ハサン・サリハミジッチ氏は1998〜2007年までバイエルンに在籍、ブンデス1部230試合に出場して、2001年にはチャンピオンズリーグ優勝をも達成。ヘーネス会長とはいまもコンタクトがあり、先日のアジアツアーではアンバサダーとしてチームに帯同していた。

カール=ハインツ・ルメニゲCEOは「監督と選手、監督とクラブ」の橋渡し役や、スカウト、育成にも携わると説明。つまりはレシュケTDの上役という意味合いももつ。ウリ・ヘーネス会長は「クリックするという感じだね。まさに我々が求めていたものであり、原点回帰ということ」と述べている。
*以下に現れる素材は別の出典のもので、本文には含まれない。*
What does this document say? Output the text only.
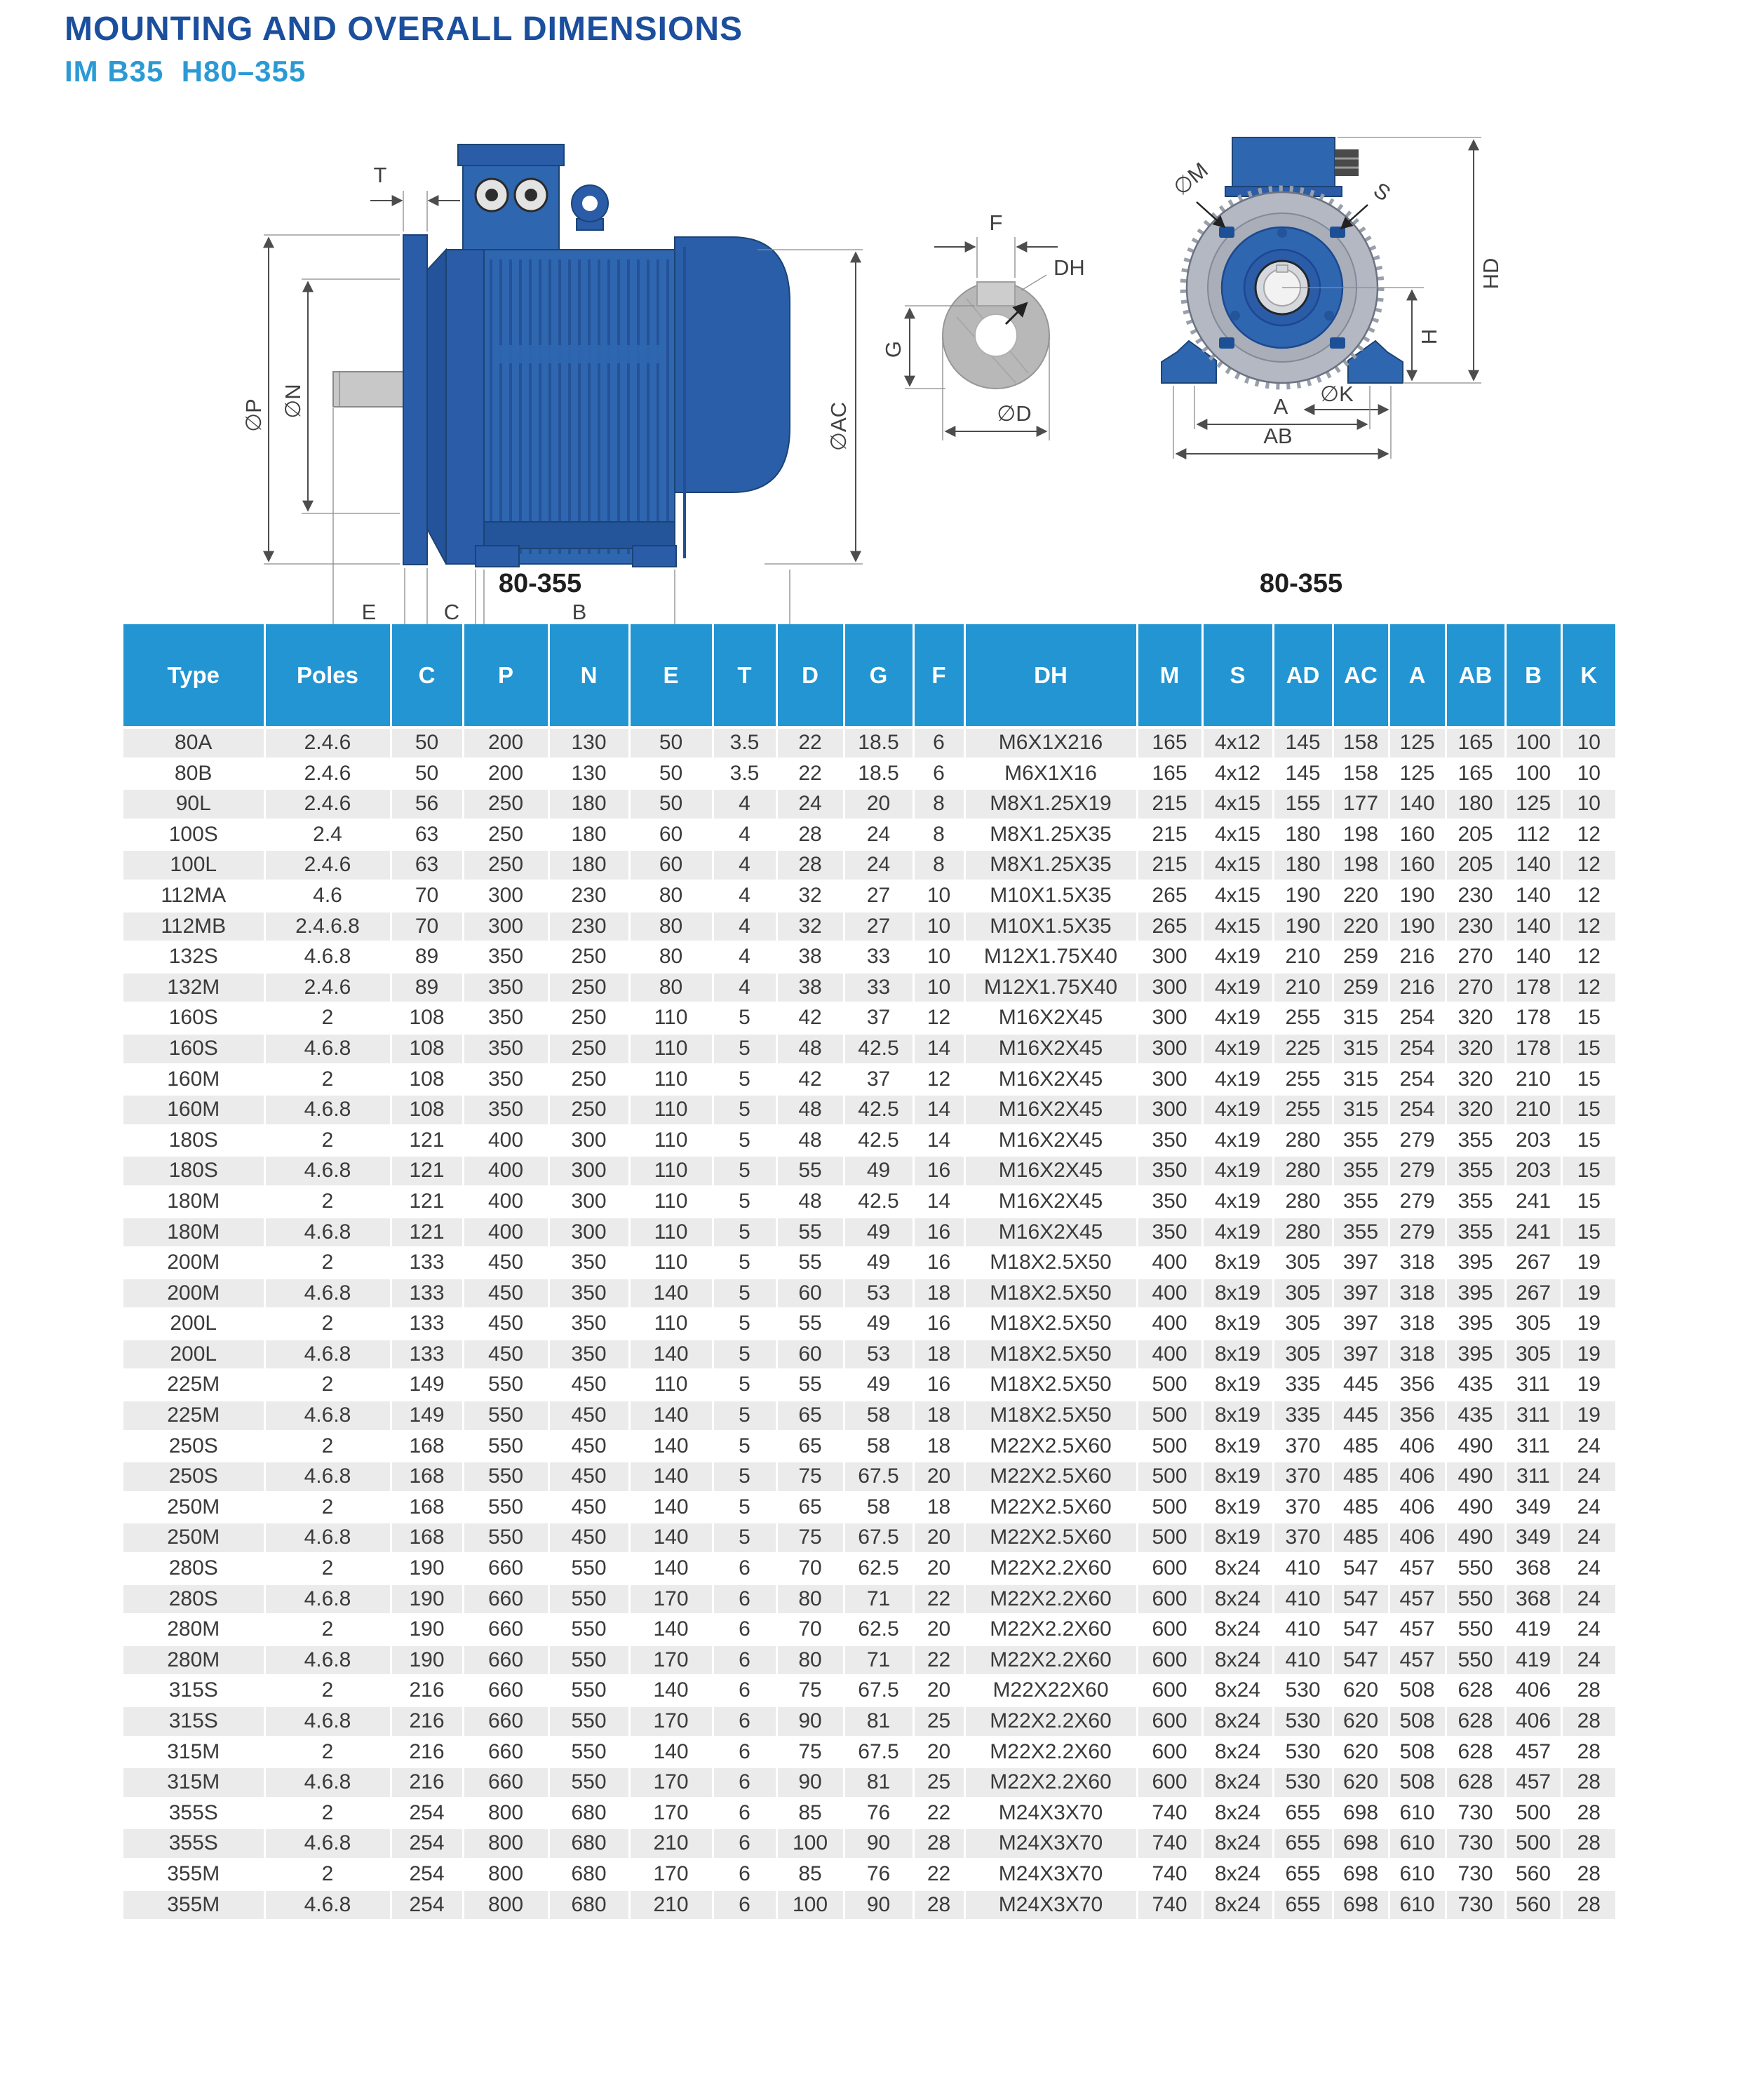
MOUNTING AND OVERALL DIMENSIONS
IM B35  H80–355
T
∅P ∅N
∅AC
E	C	B
F
DH
G
∅D
∅M	S
HD
H
∅K
A
AB
80-355	80-355
Type	Poles	C	P	N	E	T	D	G	F	DH	M	S	AD	AC	A	AB	B	K
80A	2.4.6	50	200	130	50	3.5	22	18.5	6	M6X1X216	165	4x12	145	158	125	165	100	10
80B	2.4.6	50	200	130	50	3.5	22	18.5	6	M6X1X16	165	4x12	145	158	125	165	100	10
90L	2.4.6	56	250	180	50	4	24	20	8	M8X1.25X19	215	4x15	155	177	140	180	125	10
100S	2.4	63	250	180	60	4	28	24	8	M8X1.25X35	215	4x15	180	198	160	205	112	12
100L	2.4.6	63	250	180	60	4	28	24	8	M8X1.25X35	215	4x15	180	198	160	205	140	12
112MA	4.6	70	300	230	80	4	32	27	10	M10X1.5X35	265	4x15	190	220	190	230	140	12
112MB	2.4.6.8	70	300	230	80	4	32	27	10	M10X1.5X35	265	4x15	190	220	190	230	140	12
132S	4.6.8	89	350	250	80	4	38	33	10	M12X1.75X40	300	4x19	210	259	216	270	140	12
132M	2.4.6	89	350	250	80	4	38	33	10	M12X1.75X40	300	4x19	210	259	216	270	178	12
160S	2	108	350	250	110	5	42	37	12	M16X2X45	300	4x19	255	315	254	320	178	15
160S	4.6.8	108	350	250	110	5	48	42.5	14	M16X2X45	300	4x19	225	315	254	320	178	15
160M	2	108	350	250	110	5	42	37	12	M16X2X45	300	4x19	255	315	254	320	210	15
160M	4.6.8	108	350	250	110	5	48	42.5	14	M16X2X45	300	4x19	255	315	254	320	210	15
180S	2	121	400	300	110	5	48	42.5	14	M16X2X45	350	4x19	280	355	279	355	203	15
180S	4.6.8	121	400	300	110	5	55	49	16	M16X2X45	350	4x19	280	355	279	355	203	15
180M	2	121	400	300	110	5	48	42.5	14	M16X2X45	350	4x19	280	355	279	355	241	15
180M	4.6.8	121	400	300	110	5	55	49	16	M16X2X45	350	4x19	280	355	279	355	241	15
200M	2	133	450	350	110	5	55	49	16	M18X2.5X50	400	8x19	305	397	318	395	267	19
200M	4.6.8	133	450	350	140	5	60	53	18	M18X2.5X50	400	8x19	305	397	318	395	267	19
200L	2	133	450	350	110	5	55	49	16	M18X2.5X50	400	8x19	305	397	318	395	305	19
200L	4.6.8	133	450	350	140	5	60	53	18	M18X2.5X50	400	8x19	305	397	318	395	305	19
225M	2	149	550	450	110	5	55	49	16	M18X2.5X50	500	8x19	335	445	356	435	311	19
225M	4.6.8	149	550	450	140	5	65	58	18	M18X2.5X50	500	8x19	335	445	356	435	311	19
250S	2	168	550	450	140	5	65	58	18	M22X2.5X60	500	8x19	370	485	406	490	311	24
250S	4.6.8	168	550	450	140	5	75	67.5	20	M22X2.5X60	500	8x19	370	485	406	490	311	24
250M	2	168	550	450	140	5	65	58	18	M22X2.5X60	500	8x19	370	485	406	490	349	24
250M	4.6.8	168	550	450	140	5	75	67.5	20	M22X2.5X60	500	8x19	370	485	406	490	349	24
280S	2	190	660	550	140	6	70	62.5	20	M22X2.2X60	600	8x24	410	547	457	550	368	24
280S	4.6.8	190	660	550	170	6	80	71	22	M22X2.2X60	600	8x24	410	547	457	550	368	24
280M	2	190	660	550	140	6	70	62.5	20	M22X2.2X60	600	8x24	410	547	457	550	419	24
280M	4.6.8	190	660	550	170	6	80	71	22	M22X2.2X60	600	8x24	410	547	457	550	419	24
315S	2	216	660	550	140	6	75	67.5	20	M22X22X60	600	8x24	530	620	508	628	406	28
315S	4.6.8	216	660	550	170	6	90	81	25	M22X2.2X60	600	8x24	530	620	508	628	406	28
315M	2	216	660	550	140	6	75	67.5	20	M22X2.2X60	600	8x24	530	620	508	628	457	28
315M	4.6.8	216	660	550	170	6	90	81	25	M22X2.2X60	600	8x24	530	620	508	628	457	28
355S	2	254	800	680	170	6	85	76	22	M24X3X70	740	8x24	655	698	610	730	500	28
355S	4.6.8	254	800	680	210	6	100	90	28	M24X3X70	740	8x24	655	698	610	730	500	28
355M	2	254	800	680	170	6	85	76	22	M24X3X70	740	8x24	655	698	610	730	560	28
355M	4.6.8	254	800	680	210	6	100	90	28	M24X3X70	740	8x24	655	698	610	730	560	28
本来ならば他クラブや代理人らとのコネクションを有した人物が望ましかったところだが、しかし「24時間365日選手たちのためにがんばる」と意気込むサリハミジッチ氏は、これからキャンプや移籍交渉の場などに参加し、ヘーネス会長やルメニゲ氏から手ほどきを受け覚えていくことになる。
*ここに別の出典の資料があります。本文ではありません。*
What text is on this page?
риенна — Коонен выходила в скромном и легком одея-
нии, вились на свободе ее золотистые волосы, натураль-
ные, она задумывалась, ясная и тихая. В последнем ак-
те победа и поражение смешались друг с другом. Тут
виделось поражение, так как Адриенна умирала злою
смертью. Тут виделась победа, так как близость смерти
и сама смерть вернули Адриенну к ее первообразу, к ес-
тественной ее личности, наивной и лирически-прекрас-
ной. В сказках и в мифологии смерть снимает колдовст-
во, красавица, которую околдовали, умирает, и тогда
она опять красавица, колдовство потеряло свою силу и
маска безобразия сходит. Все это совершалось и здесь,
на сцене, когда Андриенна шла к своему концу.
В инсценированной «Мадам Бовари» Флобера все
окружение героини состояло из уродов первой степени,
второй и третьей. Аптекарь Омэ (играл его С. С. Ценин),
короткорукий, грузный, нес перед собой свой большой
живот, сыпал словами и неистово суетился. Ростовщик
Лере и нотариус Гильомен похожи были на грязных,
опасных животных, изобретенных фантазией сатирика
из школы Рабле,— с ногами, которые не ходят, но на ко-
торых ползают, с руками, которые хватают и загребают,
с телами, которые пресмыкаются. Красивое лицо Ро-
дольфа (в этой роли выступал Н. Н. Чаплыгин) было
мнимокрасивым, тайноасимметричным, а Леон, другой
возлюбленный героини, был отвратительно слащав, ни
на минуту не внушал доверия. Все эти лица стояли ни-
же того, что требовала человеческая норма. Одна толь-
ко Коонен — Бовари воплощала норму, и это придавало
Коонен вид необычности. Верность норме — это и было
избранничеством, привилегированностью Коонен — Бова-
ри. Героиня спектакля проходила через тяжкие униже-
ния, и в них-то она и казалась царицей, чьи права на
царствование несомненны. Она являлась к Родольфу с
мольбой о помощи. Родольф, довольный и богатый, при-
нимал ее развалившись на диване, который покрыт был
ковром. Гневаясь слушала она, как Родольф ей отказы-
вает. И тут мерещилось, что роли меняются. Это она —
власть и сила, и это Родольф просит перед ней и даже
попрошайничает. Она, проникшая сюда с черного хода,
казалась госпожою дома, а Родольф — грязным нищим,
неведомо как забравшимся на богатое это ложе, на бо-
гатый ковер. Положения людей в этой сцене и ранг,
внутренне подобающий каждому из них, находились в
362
アウディカップに向けてのプレスカンファレンスに出席したカルロ・アンチェロッティ監督は、「誰になるのかは、私にはわからないよ」とコメント。昨季はSD職不在で臨んだシーズンだったが、「どのあたりが不足していたのかは、私の立場ではよく理解できていないが、しかしクラブが必要だと感じるのだからウェルカムなことさ。うまくやれると思う」と一定の距離をおいた発言を行なった。

ハサン・サリハミジッチ(SD:バイエルン)
オファーが来た時に、すぐに受け入れることを決めた。夢のような仕事だ。これはその場しのぎの仕事ではない。私はバイエルンのDNAを受け継ぐもの。24時間365日選手たちのために頑張るよ

カール=ハインツ・ルメニゲ(CEO:バイエルン)
彼は清廉潔白で、精力的で、忠義心をもち、とても気持ちの切り替えが早い人物だ。どの選手たちとも話し合いを行えるだろうし、とても大きなネットワークを持っている。この仕事をうまくやってくれると全幅の信頼を寄せているよ。仕事に慣れていくことは、そこまで大きな問題ではない。ヘーネスも仕事していきながら覚えていったんだ。ハサンは何が求められているかわかっているし、何が足りないのかもわかっている。いいシーズンを過ごすためにね。この仕事に求められていることは、監督と選手とのつながり、そして監督とクラブとのつながりの間を取り持つということだ。これが必要とされているんだよ。あとスカウトやユース部門を行う。つまりはレシュケTDの上に入るということだ。それと移籍交渉の席にも一緒に同席することになるし、チーム編成や、キャンプでも一緒に過ごすことになるよ。これから数年間、彼はバイエルンにとって大きな存在となるだろう

ウリ・ヘーネス(会長:バイエルン)
とてもいい答えを見出したと思っているよ。もとのルーツに戻るということ、ミア・ザン・ミアの精神を強めるということ。彼以上にそれがわかる人物がどれくらいいるのかね?クリックをするということだ。原点回帰ということ。彼はまさに我々が求めていた人物だよ。